2
votes

I am pulling Test instance data from HPALM into Neo4j & then trying to create dashboard graphs in grafana using Neo4j Cypher queries. With every test run a new row is created in Neo4j with the same "test-id". So if I ran a test & it failed yesterday & that same test passed today then there are 2 entries/rows created for same test-id with different status=Passed/Failed & different Date/Time last modified. To create a summary I need query which will filter out duplicate test-id entries such that the most recent (distinct) last run data is shown along with the test status so total test count matches that shown in HPALM. Below is the query which is showing multiple rows with same id but different test status on different date / time of test run. I need query to sort datewise & then eliminate/filter 1st & 3rd row from result because it is old test run entry.

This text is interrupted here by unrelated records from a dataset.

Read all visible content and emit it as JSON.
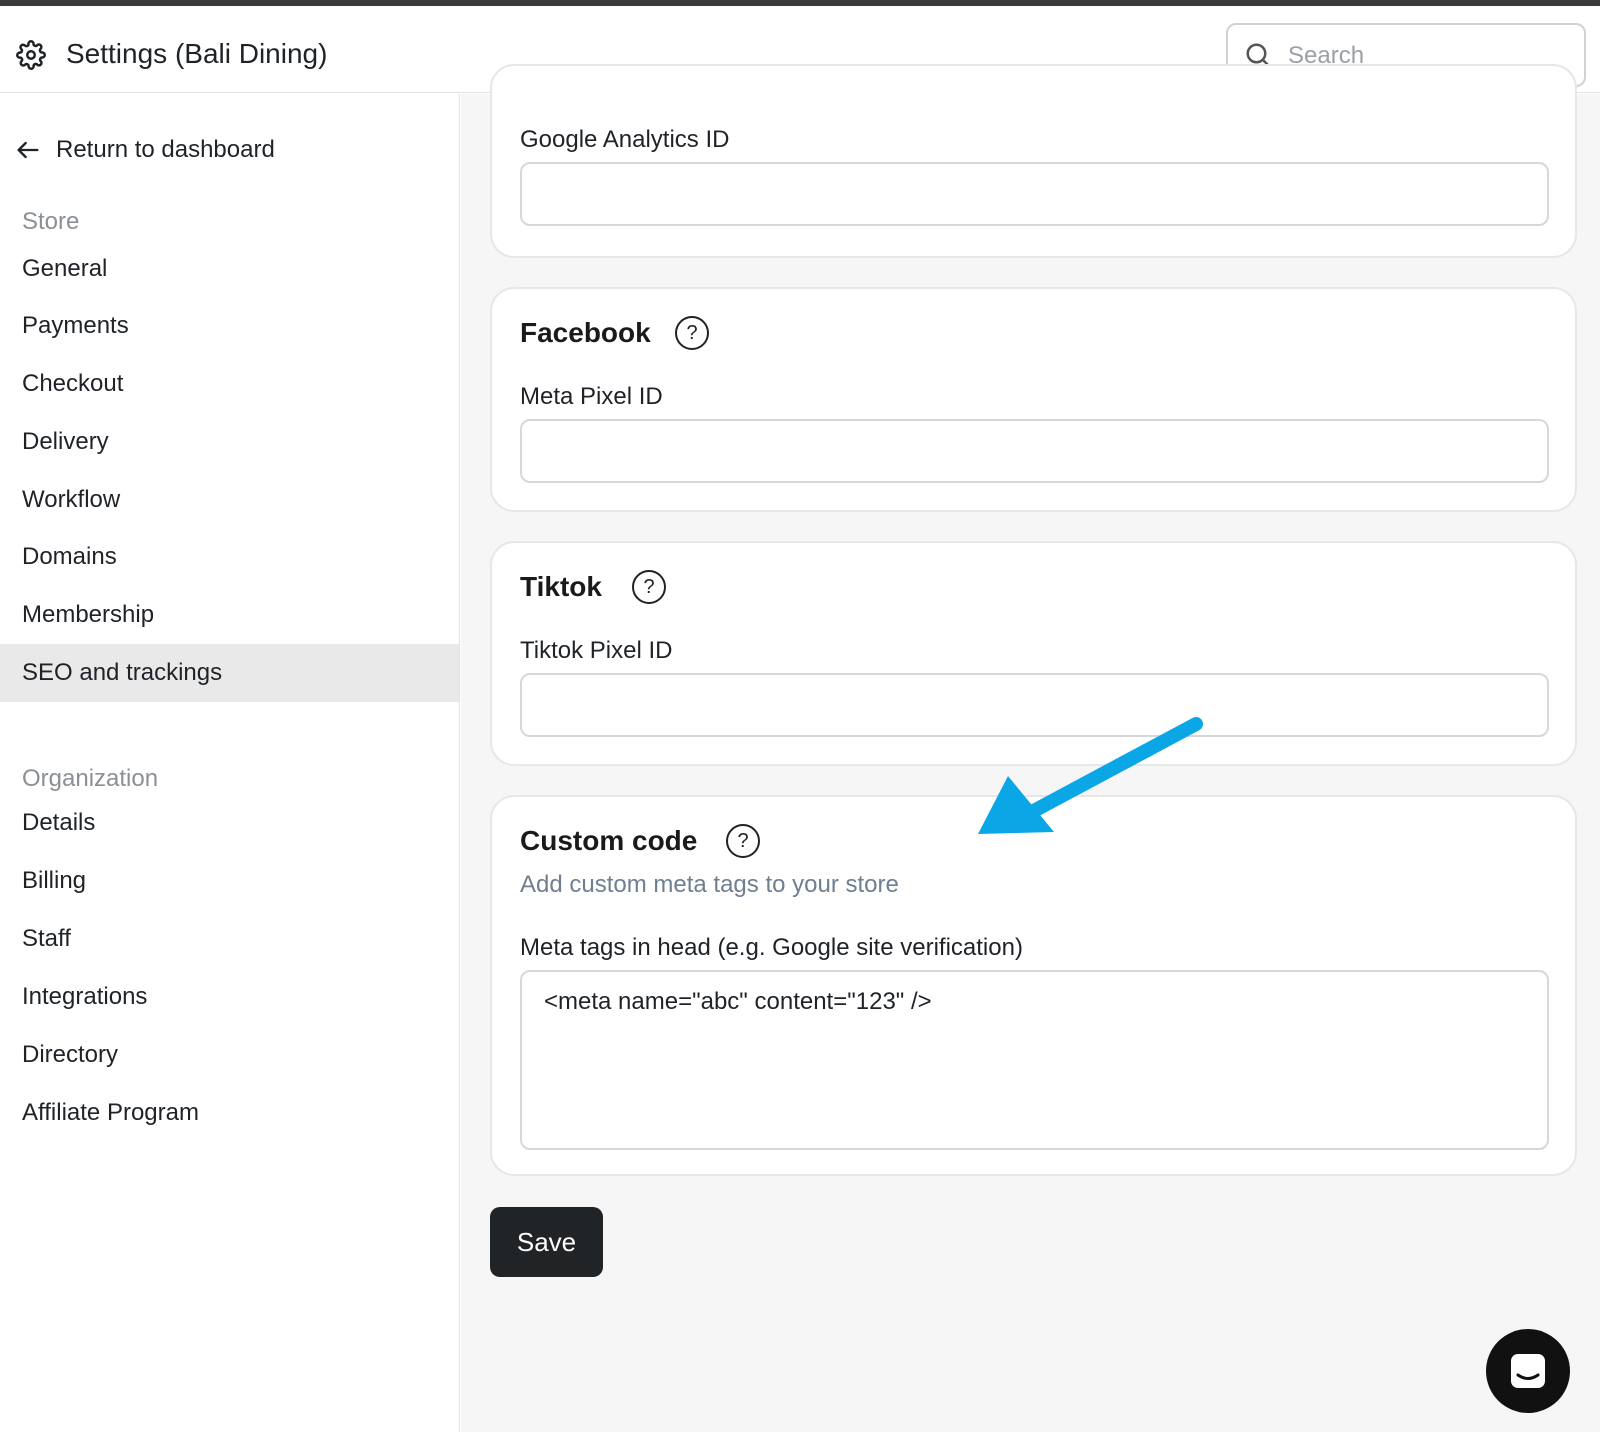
{
  "header": {
    "title": "Settings (Bali Dining)",
    "search_placeholder": "Search",
    "icon": "gear-icon"
  },
  "sidebar": {
    "back_label": "Return to dashboard",
    "store_title": "Store",
    "store_items": [
      "General",
      "Payments",
      "Checkout",
      "Delivery",
      "Workflow",
      "Domains",
      "Membership",
      "SEO and trackings"
    ],
    "active_item": "SEO and trackings",
    "org_title": "Organization",
    "org_items": [
      "Details",
      "Billing",
      "Staff",
      "Integrations",
      "Directory",
      "Affiliate Program"
    ]
  },
  "main": {
    "google": {
      "label": "Google Analytics ID",
      "value": ""
    },
    "facebook": {
      "title": "Facebook",
      "help": "?",
      "label": "Meta Pixel ID",
      "value": ""
    },
    "tiktok": {
      "title": "Tiktok",
      "help": "?",
      "label": "Tiktok Pixel ID",
      "value": ""
    },
    "custom": {
      "title": "Custom code",
      "help": "?",
      "description": "Add custom meta tags to your store",
      "label": "Meta tags in head (e.g. Google site verification)",
      "value": "<meta name=\"abc\" content=\"123\" />"
    },
    "save_label": "Save"
  },
  "colors": {
    "accent_arrow": "#0aa6e6",
    "save_bg": "#202427",
    "active_nav_bg": "#e9e9e9"
  }
}
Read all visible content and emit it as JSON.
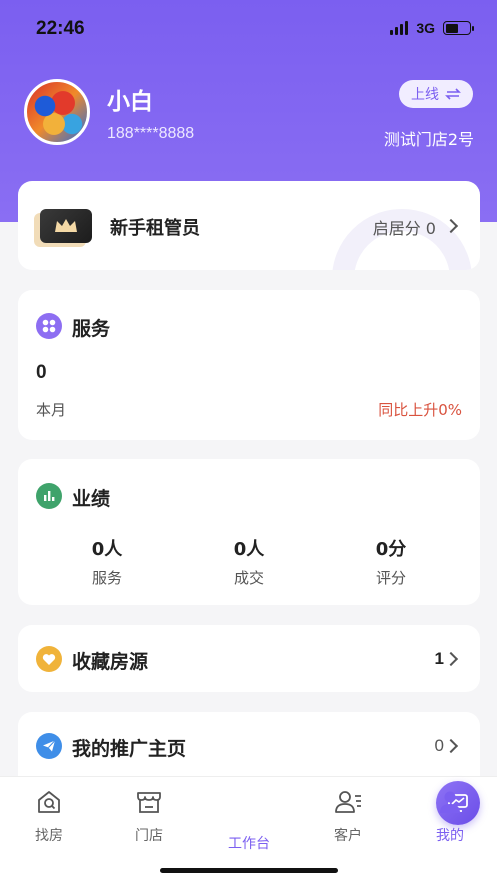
{
  "status_bar": {
    "time": "22:46",
    "network": "3G"
  },
  "profile": {
    "name": "小白",
    "phone": "188****8888",
    "online_label": "上线",
    "store_name": "测试门店2号"
  },
  "rank": {
    "title": "新手租管员",
    "score_label": "启居分 0"
  },
  "service": {
    "title": "服务",
    "value": "0",
    "period_label": "本月",
    "yoy_label": "同比上升0%"
  },
  "performance": {
    "title": "业绩",
    "items": [
      {
        "value": "0人",
        "label": "服务"
      },
      {
        "value": "0人",
        "label": "成交"
      },
      {
        "value": "0分",
        "label": "评分"
      }
    ]
  },
  "favorites": {
    "title": "收藏房源",
    "count": "1"
  },
  "promo": {
    "title": "我的推广主页",
    "count": "0"
  },
  "tabs": [
    {
      "label": "找房",
      "icon": "search-house-icon"
    },
    {
      "label": "门店",
      "icon": "store-icon"
    },
    {
      "label": "工作台",
      "icon": "workbench-icon"
    },
    {
      "label": "客户",
      "icon": "customers-icon"
    },
    {
      "label": "我的",
      "icon": "profile-icon"
    }
  ],
  "colors": {
    "accent": "#7b5ff0",
    "red": "#d9533f",
    "green": "#3fa36b",
    "amber": "#f0b33a",
    "blue": "#3f8ee8"
  }
}
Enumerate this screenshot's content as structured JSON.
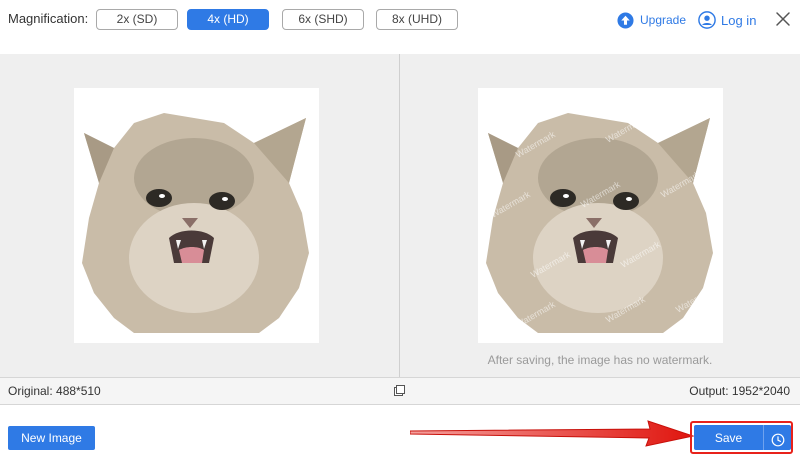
{
  "toolbar": {
    "magnification_label": "Magnification:",
    "options": [
      "2x (SD)",
      "4x (HD)",
      "6x (SHD)",
      "8x (UHD)"
    ],
    "selected": "4x (HD)",
    "upgrade_label": "Upgrade",
    "login_label": "Log in"
  },
  "preview": {
    "note": "After saving, the image has no watermark.",
    "watermark_text": "Watermark"
  },
  "infobar": {
    "original": "Original: 488*510",
    "output": "Output: 1952*2040"
  },
  "bottom": {
    "new_image_label": "New Image",
    "save_label": "Save"
  },
  "colors": {
    "accent": "#2f7ae5",
    "annotation_red": "#e8221b",
    "workspace_bg": "#efefef"
  },
  "icons": [
    "upgrade-icon",
    "user-icon",
    "close-icon",
    "compare-icon",
    "history-icon"
  ]
}
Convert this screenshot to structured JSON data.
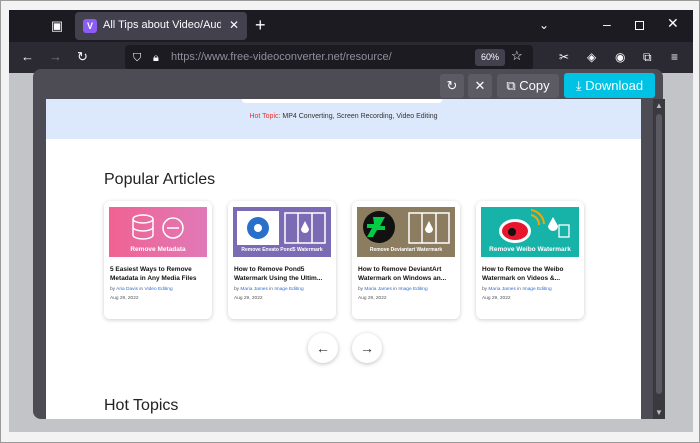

I only want latest run entries which are row 2 & 4. row 1 & 2 have duplicate "test-id"='72534' which needs to be made distinct.

MATCH (a:HP) 
WHERE a.project='CHP' and a.type='test-instance' and a.`cycle-id` ='11743' 
RETURN distinct a.id, a.`test-id`, a.`exec-date`, a.`last-modified`, 
       a.status, a.name, a.owner 
ORDER BY a.id

╒═════╤═══════════╤═════════════╤═══════════════════╤════════╤══════╤═══════╕
│a.id │a.`test-id`│a.`exec-date`│a.`last-modified`  │a.status│a.name│a.owner│
╞═════╪═══════════╪═════════════╪═══════════════════╪════════╪══════╪═══════╡
│44079│72534      │2018-03-09   │2018-03-09 07:42:30│Failed  │(null)│g942477│
├─────┼───────────┼─────────────┼───────────────────┼────────┼──────┼───────┤
│44079│72534      │2018-03-20   │2018-03-20 13:01:31│Passed  │(null)│g942477│
├─────┼───────────┼─────────────┼───────────────────┼────────┼──────┼───────┤
│44080│72533      │2018-03-07   │2018-03-07 11:12:54│Failed  │(null)│g942477│
├─────┼───────────┼─────────────┼───────────────────┼────────┼──────┼───────┤
│44080│72533      │2018-03-21   │2018-03-21 10:42:11│Passed  │(null)│g942477│
├─────┼───────────┼─────────────┼───────────────────┼────────┼──────┼───────┤
│44081│72532      │2018-03-05   │2018-03-05 11:51:28│Passed  │(null)│g942477│
├─────┼───────────┼─────────────┼───────────────────┼────────┼──────┼───────┤
│44082│72526      │2018-03-05   │2018-03-05 11:56:54│Failed  │(null)│g942477│

The last-modified column is of type "String" & I also need help on how to sort the entries datewise before filtering duplicates.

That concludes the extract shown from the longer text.